APNewsBreak: US Steel sued over diabetic who claims false positive on alcohol breath tests

By Joe Mandak, AP
Friday, October 1, 2010

AP: US Steel sued over probationary alcohol tests

PITTSBURGH — The federal Equal Employment Opportunity Commission is suing to stop United States Steel Corp. from randomly testing probationary employees for alcohol use, saying the tests led to the illegal firing of a diabetic who said her positive results were false.

The lawsuit, filed late Thursday in a Pittsburgh federal court, contends an employee identified only as Abigail DeSimone was fired from U.S. Steel’s plant in Clairton on Feb. 7, 2008 for violating the company’s alcohol policy, nine days after two breath tests given 15 minutes apart showed positive results.

“Ms.
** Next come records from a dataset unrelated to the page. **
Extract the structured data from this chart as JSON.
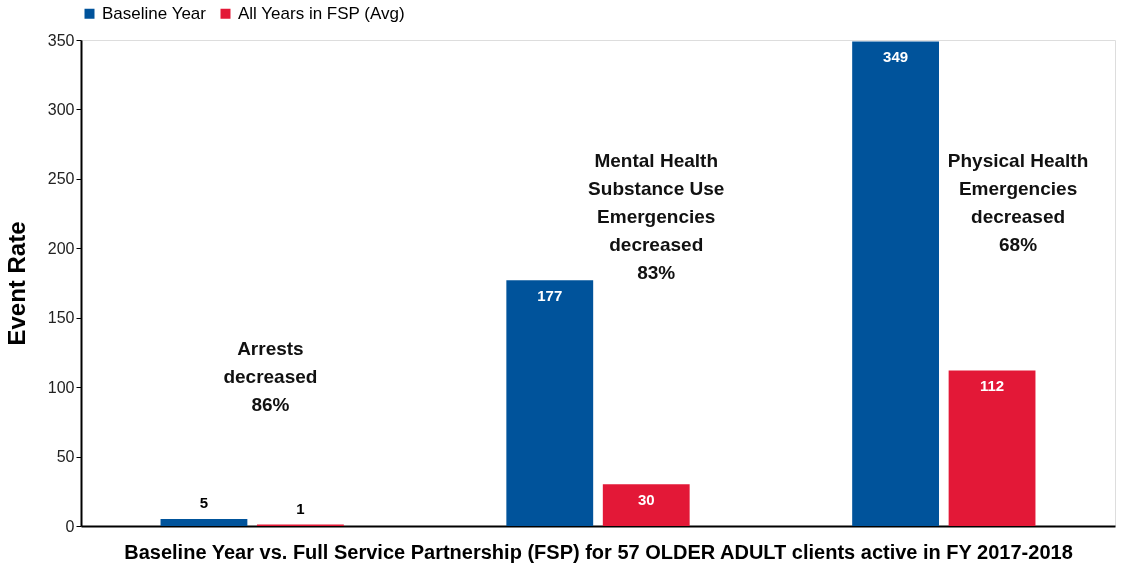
{
  "chart_data": {
    "type": "bar",
    "xlabel": "Baseline Year vs. Full Service Partnership (FSP) for 57 OLDER ADULT clients active in FY 2017-2018",
    "ylabel": "Event Rate",
    "categories": [
      null,
      null,
      null
    ],
    "series": [
      {
        "name": "Baseline Year",
        "color": "#00539b",
        "values": [
          5,
          177,
          349
        ]
      },
      {
        "name": "All Years in FSP (Avg)",
        "color": "#e31837",
        "values": [
          1,
          30,
          112
        ]
      }
    ],
    "ylim": [
      0,
      350
    ],
    "yticks": [
      0,
      50,
      100,
      150,
      200,
      250,
      300,
      350
    ],
    "data_labels": true,
    "legend": "top",
    "grid": false,
    "annotations": [
      "Arrests\ndecreased\n86%",
      "Mental Health\nSubstance Use\nEmergencies\ndecreased\n83%",
      "Physical Health\nEmergencies\ndecreased\n68%"
    ]
  }
}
DeSimone advised the administering nurse that she (DeSimone) was a diabetic and insisted that she had not ingested any alcohol within the past month,” the lawsuit said. “Ms. DeSimone suggested to the nurse that her diabetic condition may have caused or contributed to the positive test result.”
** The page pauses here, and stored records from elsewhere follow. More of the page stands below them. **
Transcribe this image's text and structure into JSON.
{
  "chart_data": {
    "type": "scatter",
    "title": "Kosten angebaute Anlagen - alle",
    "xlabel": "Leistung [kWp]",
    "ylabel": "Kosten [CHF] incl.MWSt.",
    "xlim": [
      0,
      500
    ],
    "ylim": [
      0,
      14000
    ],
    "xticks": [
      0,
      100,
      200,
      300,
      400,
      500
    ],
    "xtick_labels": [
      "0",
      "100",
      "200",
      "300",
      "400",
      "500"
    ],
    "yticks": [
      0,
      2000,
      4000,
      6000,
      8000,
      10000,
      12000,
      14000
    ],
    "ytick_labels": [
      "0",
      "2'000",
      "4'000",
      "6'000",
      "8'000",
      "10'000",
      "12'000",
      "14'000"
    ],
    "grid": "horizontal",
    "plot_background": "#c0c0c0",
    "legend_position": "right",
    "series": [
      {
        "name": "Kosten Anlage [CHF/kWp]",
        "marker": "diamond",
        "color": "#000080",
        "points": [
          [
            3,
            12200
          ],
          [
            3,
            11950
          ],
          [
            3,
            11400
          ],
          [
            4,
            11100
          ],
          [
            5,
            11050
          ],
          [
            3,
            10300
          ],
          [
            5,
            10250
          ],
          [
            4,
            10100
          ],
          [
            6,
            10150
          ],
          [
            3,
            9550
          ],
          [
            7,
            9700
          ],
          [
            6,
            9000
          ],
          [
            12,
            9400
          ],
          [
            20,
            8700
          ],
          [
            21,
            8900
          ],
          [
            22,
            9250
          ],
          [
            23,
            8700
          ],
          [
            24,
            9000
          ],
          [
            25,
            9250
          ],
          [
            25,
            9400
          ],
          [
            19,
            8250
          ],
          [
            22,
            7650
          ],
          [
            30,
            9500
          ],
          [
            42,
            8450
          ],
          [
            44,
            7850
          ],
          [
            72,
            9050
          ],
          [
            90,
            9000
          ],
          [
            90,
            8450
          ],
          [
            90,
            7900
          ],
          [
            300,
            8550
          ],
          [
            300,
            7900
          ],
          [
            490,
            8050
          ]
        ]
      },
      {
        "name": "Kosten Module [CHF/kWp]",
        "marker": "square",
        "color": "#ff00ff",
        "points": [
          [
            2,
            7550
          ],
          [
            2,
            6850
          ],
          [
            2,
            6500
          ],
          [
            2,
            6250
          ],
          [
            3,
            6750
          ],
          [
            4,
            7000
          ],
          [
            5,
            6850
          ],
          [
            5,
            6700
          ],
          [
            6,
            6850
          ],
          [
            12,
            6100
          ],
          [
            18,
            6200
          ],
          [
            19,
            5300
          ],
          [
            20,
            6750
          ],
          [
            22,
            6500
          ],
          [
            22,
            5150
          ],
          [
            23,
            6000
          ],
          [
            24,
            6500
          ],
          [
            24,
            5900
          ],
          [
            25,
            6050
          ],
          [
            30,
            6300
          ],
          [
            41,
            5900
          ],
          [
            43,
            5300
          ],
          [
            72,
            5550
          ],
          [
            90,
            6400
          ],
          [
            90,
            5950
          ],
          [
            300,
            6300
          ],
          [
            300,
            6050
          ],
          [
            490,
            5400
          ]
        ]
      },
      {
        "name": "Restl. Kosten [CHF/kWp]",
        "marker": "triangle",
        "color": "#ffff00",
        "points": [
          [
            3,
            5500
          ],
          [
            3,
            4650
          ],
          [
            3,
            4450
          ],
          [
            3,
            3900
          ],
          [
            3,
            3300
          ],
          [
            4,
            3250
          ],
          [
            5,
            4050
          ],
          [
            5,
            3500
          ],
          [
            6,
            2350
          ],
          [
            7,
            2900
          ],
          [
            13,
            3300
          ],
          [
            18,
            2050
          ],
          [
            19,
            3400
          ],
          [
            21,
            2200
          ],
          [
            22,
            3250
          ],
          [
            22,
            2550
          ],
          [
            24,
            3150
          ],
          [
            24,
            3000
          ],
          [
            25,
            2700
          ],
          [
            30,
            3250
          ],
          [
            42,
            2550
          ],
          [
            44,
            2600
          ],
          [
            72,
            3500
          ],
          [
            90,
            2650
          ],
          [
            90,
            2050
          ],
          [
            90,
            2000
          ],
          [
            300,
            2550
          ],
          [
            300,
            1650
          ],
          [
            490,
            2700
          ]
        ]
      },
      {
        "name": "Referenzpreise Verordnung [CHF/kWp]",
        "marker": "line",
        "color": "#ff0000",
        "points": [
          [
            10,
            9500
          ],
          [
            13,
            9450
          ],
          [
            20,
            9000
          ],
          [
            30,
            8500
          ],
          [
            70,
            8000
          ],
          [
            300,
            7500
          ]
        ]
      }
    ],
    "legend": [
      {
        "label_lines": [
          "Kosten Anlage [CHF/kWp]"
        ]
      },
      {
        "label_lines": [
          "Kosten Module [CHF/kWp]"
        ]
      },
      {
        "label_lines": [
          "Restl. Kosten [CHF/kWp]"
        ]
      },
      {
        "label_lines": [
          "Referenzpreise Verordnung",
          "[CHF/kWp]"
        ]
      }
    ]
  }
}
The lawsuit also names the United Steelworkers of America as a defendant. The suit said the union was included because it’s a party to the collective bargaining agreement under which the tests are administered, and therefore must be included in any request for a permanent injunction to stop the testing.

The company and the union did not immediately respond Friday to e-mailed copies of the lawsuit.

Doctors have determined that people with diabetes can sometimes falsely test positive for alcohol because the disease alters their body chemistry.

DeSimone obtained a negative result hours later from a blood test given her family doctor and faxed it to U.S. Steel at the company’s request, the lawsuit said.

The lawsuit also contends that U.S. Steel “admits that it lacked a genuine and reasonable belief based on any objective evidence” that the employee had violated its drug and alcohol policy before administering DeSimone’s tests.

The EEOC wants a judge to order U.S. Steel to end “random, suspicion-less alcohol testing” at all facilities because it claims the effect of the policy “has been to deprive all affected probationary employees of equal employment opportunities.”

The EEOC also wants the judge’s order to prevent the union from agreeing to random testing in future contracts and to notify workers that the testing policy “is unlawful and void.”

More specifically, the suit also seeks back pay with interest, and other damages for DeSimone.

An answering machine message left at a number listed under DeSimone’s name was not immediately returned Friday. An EEOC attorney who filed the suit did not immediately return a call for comment.